A exposição "Fernanda EnCena - Retrospectiva 50 Anos" contempla meio século de trajetória da atriz Fernanda Montenegro: da tradutora Arlete Pinheiro Esteves da Silva -o nome que ainda estampava a certidão de solteira- até a consagração internacional com a indicação para o Oscar em "Central do Brasil".
Ela comparece hoje à abertura em São Paulo, no teatro Sesc Pompéia. E amanhã, no mesmo endereço, tem encontro informal com o público.
São Paulo é a oitava cidade a acolher a exposição itinerante, que começou no Rio em junho de 99 e deve percorrer outras dez. A atriz dividiu a curadoria com o cenógrafo J.C. Serroni (leia texto ao lado).
Uma conversa com Fernanda Montenegro, 70, impressiona pelos olhos aparentemente marejados e pela recorrência com que utiliza o pronome "você" em detrimento do "eu", talvez uma herança do distanciamento brechtiano. Na entrevista à Folha, concedida em um camarim, ela fala da exposição e do ofício de "dar conta dessa coisa dolorosa e gozosa que é carregar um personagem". (VALMIR SANTOS)

Folha - Por que não comemorar os 50 anos no palco ou na frente das câmeras?
Fernanda Montenegro -
Essas coisas arquitetadas com antecedência, muito amarradas, geralmente secam. As coisas boas vêm por ondas que você não espera. Houve toda essa história de "Central do Brasil", tive de me ausentar do país por vários meses. Nessas condições, que peça fazer? Com quem fazer? Calhou de um dia eu me lembrar que tinha 50 anos de vida pública, 70 anos completados em outubro... Então, surgiu a idéia de fazer uma exposição, com tudo o que eu tinha guardado em malas e gavetas, para concluir esse grande ciclo.

Folha - Houve alguma imagem que lhe causou surpresa?
Fernanda -
Há registros da pós-adolescência que vão se apagando e de repente voltam... Sei lá, você vê fotos de montagens como "A Moratória", no élan da vida... É muito tocante.
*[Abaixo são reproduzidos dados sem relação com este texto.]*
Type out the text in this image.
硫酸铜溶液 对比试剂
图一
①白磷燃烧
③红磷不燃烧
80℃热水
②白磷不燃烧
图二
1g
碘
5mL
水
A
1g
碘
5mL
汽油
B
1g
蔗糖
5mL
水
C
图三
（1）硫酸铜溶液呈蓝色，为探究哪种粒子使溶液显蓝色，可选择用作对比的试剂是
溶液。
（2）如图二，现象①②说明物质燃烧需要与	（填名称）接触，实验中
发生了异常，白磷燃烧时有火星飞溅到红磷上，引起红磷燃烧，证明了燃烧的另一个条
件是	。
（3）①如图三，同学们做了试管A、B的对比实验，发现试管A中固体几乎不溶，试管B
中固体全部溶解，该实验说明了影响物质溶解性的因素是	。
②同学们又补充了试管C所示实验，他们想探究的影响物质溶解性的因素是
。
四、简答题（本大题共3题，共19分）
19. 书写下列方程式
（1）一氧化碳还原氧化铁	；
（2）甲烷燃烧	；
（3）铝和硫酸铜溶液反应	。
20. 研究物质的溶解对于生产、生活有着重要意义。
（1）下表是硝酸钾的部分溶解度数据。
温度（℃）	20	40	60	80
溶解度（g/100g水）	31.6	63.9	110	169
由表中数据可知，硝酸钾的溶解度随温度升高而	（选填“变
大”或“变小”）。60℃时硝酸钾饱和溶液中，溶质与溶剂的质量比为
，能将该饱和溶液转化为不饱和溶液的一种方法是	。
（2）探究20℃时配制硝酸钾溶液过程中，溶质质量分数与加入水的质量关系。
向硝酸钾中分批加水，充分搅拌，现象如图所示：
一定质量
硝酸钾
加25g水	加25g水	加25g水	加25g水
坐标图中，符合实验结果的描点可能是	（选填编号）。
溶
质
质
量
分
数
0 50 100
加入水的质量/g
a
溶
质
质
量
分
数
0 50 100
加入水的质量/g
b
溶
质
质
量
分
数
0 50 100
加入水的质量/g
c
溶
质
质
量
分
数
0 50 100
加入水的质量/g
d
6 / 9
A gente vê o rosto das pessoas não com esse superposto dos anos que passaram, mas com o frescor dos traços.

Folha - O fato de a exposição percorrer várias regiões do país lhe confere um caráter mambembe?
Fernanda -
Isso é a nossa alma, somos herdeiros de uma vocação para o mambembe, presente no teatro brasileiro desde João Caetano, Procópio, Jayme Costa, Alda Garrido, Dulcina de Moraes e por aí afora. Eles herdaram as "mambembadas", e isso não é depreciativo, pelo contrário.

Folha - Que impressões a senhora tem colhido do público?
Fernanda -
Em Palmas, por exemplo, uma tribo de índios visitou a exposição e fez um comentário em sua língua no livro de registros. Infelizmente, eu não estava lá nesse momento de glória nacionalista (risos). Em Curitiba, os sem-terra também visitaram. Entraram homens, mulheres e crianças. Houve um certo susto. Mas eu disse para os organizadores não se preocuparem, que deixassem os sem-terra à vontade. Compramos balas e bombons, demos para as crianças e todos passaram parte do dia na exposição.

Folha - A senhora acha que o teatro brasileiro trata bem os seus grandes atores? Não são poucas as histórias de abandono em asilo...
Fernanda -
...Ator é para ser esquecido... A vida do ator dura o tempo de um suspiro. Uns têm mais tempo de lembrança por que conseguiram da vida um certo lastro econômico. Mas muitos não conseguem isso. E também não largam o teatro, porque é uma condenação, uma vocação total. Agora, todos nós seremos esquecidos, não fica nada. Ficam os livros, depoimentos, críticas, mas o que era realmente você em cena, ah, isso nem quando você grava, porque você já não estará ali em terceira dimensão, "carnificado".

Folha - Nesses 50 anos, a partir de que momento a sra. sentiu que era necessário equilibrar a vida profissional com a pessoal?
Fernanda -
Eu não sei como são as outras profissões, mas acho que a gente do teatro vive em dois níveis; pelo menos eu vivo. Eu sou totalmente esquizofrênica. Acho que todos nós somos. Leve você uma vida mais organizada, ou não; seja careta ou prafrentex; um ser humano apascentado da sua sexualidade ou um de furor testicular ou uterino; seja qual for, você vai viver em dois níveis. Além de todas as personagens particulares da vida privada, você ainda tem de dar conta dessa coisa dolorosa e gozosa que é carregar um personagem.

Folha - Essa consciência da finitude não a incomoda?
Fernanda -
Ela é inarredável. Nessa exposição, por exemplo, você ouve sua voz cantando em 59, no "Mambembe", uma voz absolutamente cristalina, e aí você, quando canta hoje, por um problema hormonal, nota que a hidratação já é mais parca. Mas também é ótima a técnica da voz que vem com os anos, ganha uma tessitura interessante... É um ganhar e um perder constante.